Linking HIV stigma, denial and poor health
People living with HIV who stigmatise and think negatively about themselves because of their HIV status are less likely to start treatment and reach viral load suppression.
People living with HIV who internalise stigma are more likely to avoid dealing with their status, meaning they are less likely to start treatment or achieve viral suppression if they do make it into care.
Research on people living with HIV in the South African townships of Soweto and Gugulethu found significant, indirect associations between internalised stigma, non-initiation of antiretroviral treatment (ART) and unsuppressed viral loads, connected by the presence of avoidance tactics such as denial, disengagement and substance use.
In South Africa, only 61% of the 7.2 million people living with HIV were on ART in 2017 and only 47% had suppressed viral loads. It is estimated that 43% of people living with HIV in the country experience internalised stigma, which is increasingly being recognised as a barrier to treatment among people living with HIV.
Researchers tracked 398 people living with HIV between 2014 and 2015 at specific points in time. The average age of participants was 36 and 63% identified as female. Correlations between the presence of internalised stigma a week after HIV diagnosis, avoidance behaviours at three months, ART initiation at six months, and viral suppression at nine months were examined.
Previous studies have found a connection between internalised stigma and poor treatment initiation but much of this research has been based on data collected at a single point in time. What makes this study significant is that researchers were able to identify associations between stigma and treatment, plus any indirect links between these associations, in the lives of the same people as they moved through their HIV treatment journey.
Internalised stigma was measured using the Internalized AIDS-Related Stigma Scale, which asks participants to agree or disagree with statements relating to feelings of shame, worthlessness, guilt and dirtiness. Avoidance tactics (also known as avoidant coping) were measured in relation to factors such as self-distraction, denial, substance use, disengagement, venting and self-blame.
Researchers analysed the data in two ways. The first tested associations between internalised stigma, avoidant coping and ART initiation, and the second tested associations between internalised stigma, avoidant coping and viral suppression.
In both models, internalised stigma one week after diagnosis was associated with avoidant coping at three months.
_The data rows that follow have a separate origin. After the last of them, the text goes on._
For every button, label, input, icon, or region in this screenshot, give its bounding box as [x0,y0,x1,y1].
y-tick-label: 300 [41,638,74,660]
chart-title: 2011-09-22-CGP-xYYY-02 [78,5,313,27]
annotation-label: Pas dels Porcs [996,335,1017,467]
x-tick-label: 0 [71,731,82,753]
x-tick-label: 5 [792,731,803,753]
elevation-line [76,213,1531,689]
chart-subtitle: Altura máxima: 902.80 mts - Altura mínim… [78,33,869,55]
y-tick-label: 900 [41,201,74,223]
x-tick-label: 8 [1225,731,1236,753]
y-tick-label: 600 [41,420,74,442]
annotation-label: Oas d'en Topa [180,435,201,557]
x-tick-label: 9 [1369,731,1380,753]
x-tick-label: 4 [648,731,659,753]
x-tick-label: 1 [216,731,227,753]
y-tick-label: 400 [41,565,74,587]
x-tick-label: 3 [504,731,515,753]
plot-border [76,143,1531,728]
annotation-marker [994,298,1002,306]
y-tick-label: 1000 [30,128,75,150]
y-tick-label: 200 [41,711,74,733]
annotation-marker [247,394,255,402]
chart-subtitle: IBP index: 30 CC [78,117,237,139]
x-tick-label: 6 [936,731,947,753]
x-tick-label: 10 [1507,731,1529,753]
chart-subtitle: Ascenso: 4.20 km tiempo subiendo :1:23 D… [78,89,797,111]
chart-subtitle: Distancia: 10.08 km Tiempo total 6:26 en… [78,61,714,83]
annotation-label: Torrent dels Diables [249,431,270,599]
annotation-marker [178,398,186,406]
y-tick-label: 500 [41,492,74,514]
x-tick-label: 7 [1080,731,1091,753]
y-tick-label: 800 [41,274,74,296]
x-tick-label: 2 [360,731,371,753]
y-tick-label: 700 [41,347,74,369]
In turn, avoidant coping at three months was associated with a lower likelihood of ART initiation at six months in the first model and a lower likelihood of viral suppression at nine months in the second model.
This suggests people living with HIV who internalise stigma may engage in efforts to avoid, deny and distract themselves from their status, which in turn reduces the likelihood they will begin treatment or, if they do begin treatment, will reduce the likelihood that treatment will be effective enough to result in viral suppression.
The findings indicate that immediate support is needed after someone is diagnosed with HIV to specifically address the issue of internalised stigma and ensure the coping strategies someone adopts to deal with their positive status do not have a detrimental impact on their health and well-being.
Cognitive therapies that encourage people to seek support is one route to improving coping strategies, while livelihood interventions that enhance economic empowerment, and those that focus on people’s pride and self-esteem, may be effective in dealing with internalised stigma.